I couldn’t wait to show Scout the stunning orange hoodoos at Bryce Canyon National Park, where we planned to camp for two nights.
I was less excited to deal with Archie at a national park with nothing separating him and the terrier-provoking sounds of the great outdoors but a thin layer of tent fabric.
Archie is a fantastic dog—whip smart, feisty, loving, hilarious. We adore him and his zany antics.
But Jack Russell Terriers are focused and aggressive hunters, which means Archie requires special handling (think nitroglycerine or a loaded gun) around chaseable or bark-inducing things like say squirrels. Or birds. Or elk. Or coyotes. Or other dogs. Or things rustling in the underbrush. Or sounds coming from the camp bathroom. Or people talking outside the tent at night…
Also Archie tends to freak out and get hysterically barky around large dogs, women with frizzy hair (seriously), and small children.
Pretend you’re a squirrel…
I fully expected him to erupt at some barely-audible noise at 4am and piss off the other campers, but my good boy stayed quiet all night and—since I’m his nocturnal wrangler—I enjoyed a good night’s sleep.
Scout gamely roasting apple slices over the campfire because I was too cheap to pay $3.5o for marshmallows at the camp store until the following day, when I realized how depressing that was and relented.
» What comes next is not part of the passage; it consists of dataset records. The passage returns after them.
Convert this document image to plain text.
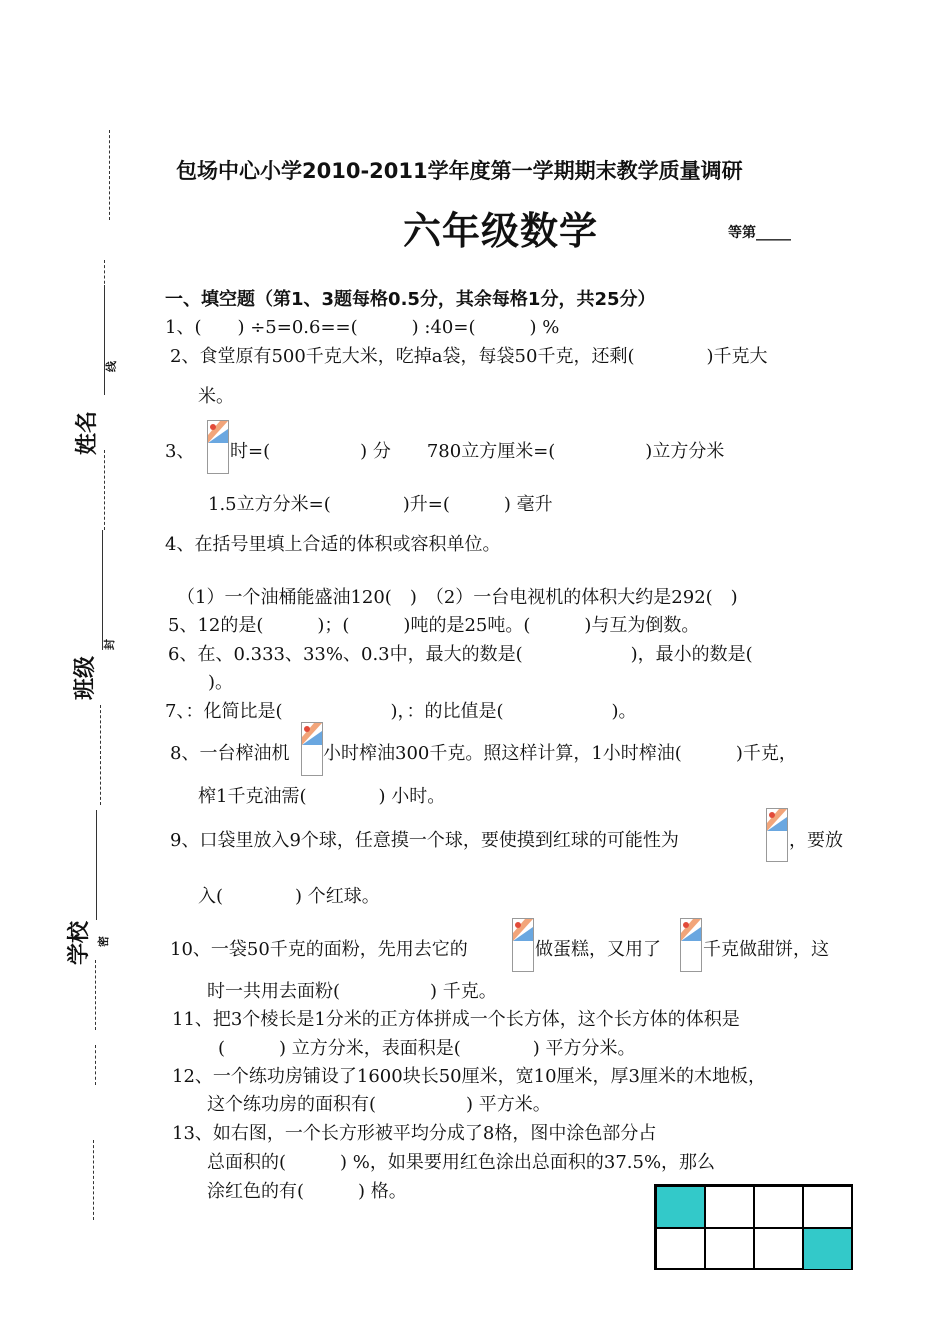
线
姓名
封
班级
密
学校
包场中心小学2010-2011学年度第一学期期末教学质量调研
六年级数学	等第_____
一、填空题（第1、3题每格0.5分，其余每格1分，共25分）
1、(　　) ÷5=0.6==(　　　) :40=(　　　) %
2、食堂原有500千克大米，吃掉a袋，每袋50千克，还剩(　　　　)千克大
米。
3、 时=(　　　　　) 分　　780立方厘米=(　　　　　)立方分米
1.5立方分米=(　　　　)升=(　　　) 毫升
4、在括号里填上合适的体积或容积单位。
（1）一个油桶能盛油120(　)　（2）一台电视机的体积大约是292(　)
5、12的是(　　　)；(　　　)吨的是25吨。(　　　)与互为倒数。
6、在、0.333、33%、0.3中，最大的数是(　　　　　　)，最小的数是(
　)。
7、：化简比是(　　　　　　)，：的比值是(　　　　　　)。
8、一台榨油机 小时榨油300千克。照这样计算，1小时榨油(　　　)千克，
榨1千克油需(　　　　) 小时。
9、口袋里放入9个球，任意摸一个球，要使摸到红球的可能性为	，要放
入(　　　　) 个红球。
10、一袋50千克的面粉，先用去它的	做蛋糕，又用了 千克做甜饼，这
时一共用去面粉(　　　　　) 千克。
11、把3个棱长是1分米的正方体拼成一个长方体，这个长方体的体积是
(　　　) 立方分米，表面积是(　　　　) 平方分米。
12、一个练功房铺设了1600块长50厘米，宽10厘米，厚3厘米的木地板，
这个练功房的面积有(　　　　　) 平方米。
13、如右图，一个长方形被平均分成了8格，图中涂色部分占
总面积的(　　　) %，如果要用红色涂出总面积的37.5%，那么
涂红色的有(　　　) 格。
The next day Mark and I decided to split up and take separate canyon hikes. We’d much rather have gone together, but dogs aren’t allowed on the trails at Bryce, so we had to take turns hanging with Archie back at camp. Actually it worked out really well, because we gave each other rides to the trailhead, thereby avoiding the crowded park shuttle.
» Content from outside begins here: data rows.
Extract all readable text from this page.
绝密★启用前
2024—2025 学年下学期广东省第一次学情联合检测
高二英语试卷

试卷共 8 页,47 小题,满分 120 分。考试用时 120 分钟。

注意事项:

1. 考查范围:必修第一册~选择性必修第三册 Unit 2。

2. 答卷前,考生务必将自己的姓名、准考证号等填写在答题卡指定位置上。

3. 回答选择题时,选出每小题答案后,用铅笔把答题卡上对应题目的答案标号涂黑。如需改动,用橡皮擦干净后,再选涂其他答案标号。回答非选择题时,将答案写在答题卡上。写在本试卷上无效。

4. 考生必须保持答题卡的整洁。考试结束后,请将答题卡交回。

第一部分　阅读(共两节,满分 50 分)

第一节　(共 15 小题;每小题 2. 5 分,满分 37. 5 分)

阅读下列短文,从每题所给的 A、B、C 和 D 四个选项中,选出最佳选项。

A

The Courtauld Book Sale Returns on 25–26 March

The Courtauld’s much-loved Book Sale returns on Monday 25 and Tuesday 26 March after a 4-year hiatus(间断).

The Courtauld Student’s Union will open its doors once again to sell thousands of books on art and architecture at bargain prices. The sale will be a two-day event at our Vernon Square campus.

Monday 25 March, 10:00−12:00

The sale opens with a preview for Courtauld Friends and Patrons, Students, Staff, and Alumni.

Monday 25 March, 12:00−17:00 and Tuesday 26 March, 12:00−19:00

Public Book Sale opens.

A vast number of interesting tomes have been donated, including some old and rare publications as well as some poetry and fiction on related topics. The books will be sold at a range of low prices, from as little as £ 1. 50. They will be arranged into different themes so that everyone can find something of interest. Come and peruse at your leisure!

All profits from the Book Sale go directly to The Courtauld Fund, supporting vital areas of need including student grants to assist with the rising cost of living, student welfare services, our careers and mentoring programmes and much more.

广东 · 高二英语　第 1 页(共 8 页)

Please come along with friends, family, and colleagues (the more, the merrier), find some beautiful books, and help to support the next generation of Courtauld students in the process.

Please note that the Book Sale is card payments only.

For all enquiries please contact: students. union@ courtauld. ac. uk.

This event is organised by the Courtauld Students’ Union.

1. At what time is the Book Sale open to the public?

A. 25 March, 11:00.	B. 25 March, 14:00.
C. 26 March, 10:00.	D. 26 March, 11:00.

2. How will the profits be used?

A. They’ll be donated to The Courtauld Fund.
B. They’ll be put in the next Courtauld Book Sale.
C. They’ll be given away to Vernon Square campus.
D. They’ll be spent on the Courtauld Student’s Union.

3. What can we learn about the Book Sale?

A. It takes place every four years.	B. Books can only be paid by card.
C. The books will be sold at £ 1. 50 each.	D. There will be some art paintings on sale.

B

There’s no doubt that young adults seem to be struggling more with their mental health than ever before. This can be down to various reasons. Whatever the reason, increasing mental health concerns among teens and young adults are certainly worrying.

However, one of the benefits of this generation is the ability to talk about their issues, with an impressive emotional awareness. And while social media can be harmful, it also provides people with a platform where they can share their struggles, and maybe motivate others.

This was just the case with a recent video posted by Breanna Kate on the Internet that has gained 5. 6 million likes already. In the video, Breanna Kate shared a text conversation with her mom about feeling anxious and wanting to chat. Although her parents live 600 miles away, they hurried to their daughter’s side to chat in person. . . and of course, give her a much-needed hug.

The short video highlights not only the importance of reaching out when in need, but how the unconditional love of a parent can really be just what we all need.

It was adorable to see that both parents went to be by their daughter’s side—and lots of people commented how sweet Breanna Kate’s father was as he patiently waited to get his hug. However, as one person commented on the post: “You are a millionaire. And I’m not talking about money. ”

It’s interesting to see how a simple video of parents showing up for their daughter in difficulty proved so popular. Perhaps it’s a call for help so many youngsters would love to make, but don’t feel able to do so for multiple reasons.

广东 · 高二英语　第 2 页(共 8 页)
Scout and I hiked the Navajo Loop/Queen’s Garden Trail, a stunner route that only took a couple of hours. It’s scenic and popular, so I worried that it might be crowded. It was, but fortunately most of the other hikers were European (Germans, French and Spaniards mainly), which meant they had quiet trail voices. No problem.
Navajo Loop/Queen’s Garden Trail and victim
When we were done, look what I saw in the parking lot at the visitor center. It’s another traveling family! From France! The tagline on the hood says “A family around the world.” I looked up their website and discovered they are a family of five taking five years to travel the world in their camper. How awesome is that?!?
A world-traveling family from France!!! Fantastique!!!
I wish we could have squeezed in a few extra days at Bryce, but we need to get ourselves down to Mexico and start working, so off we went the next day.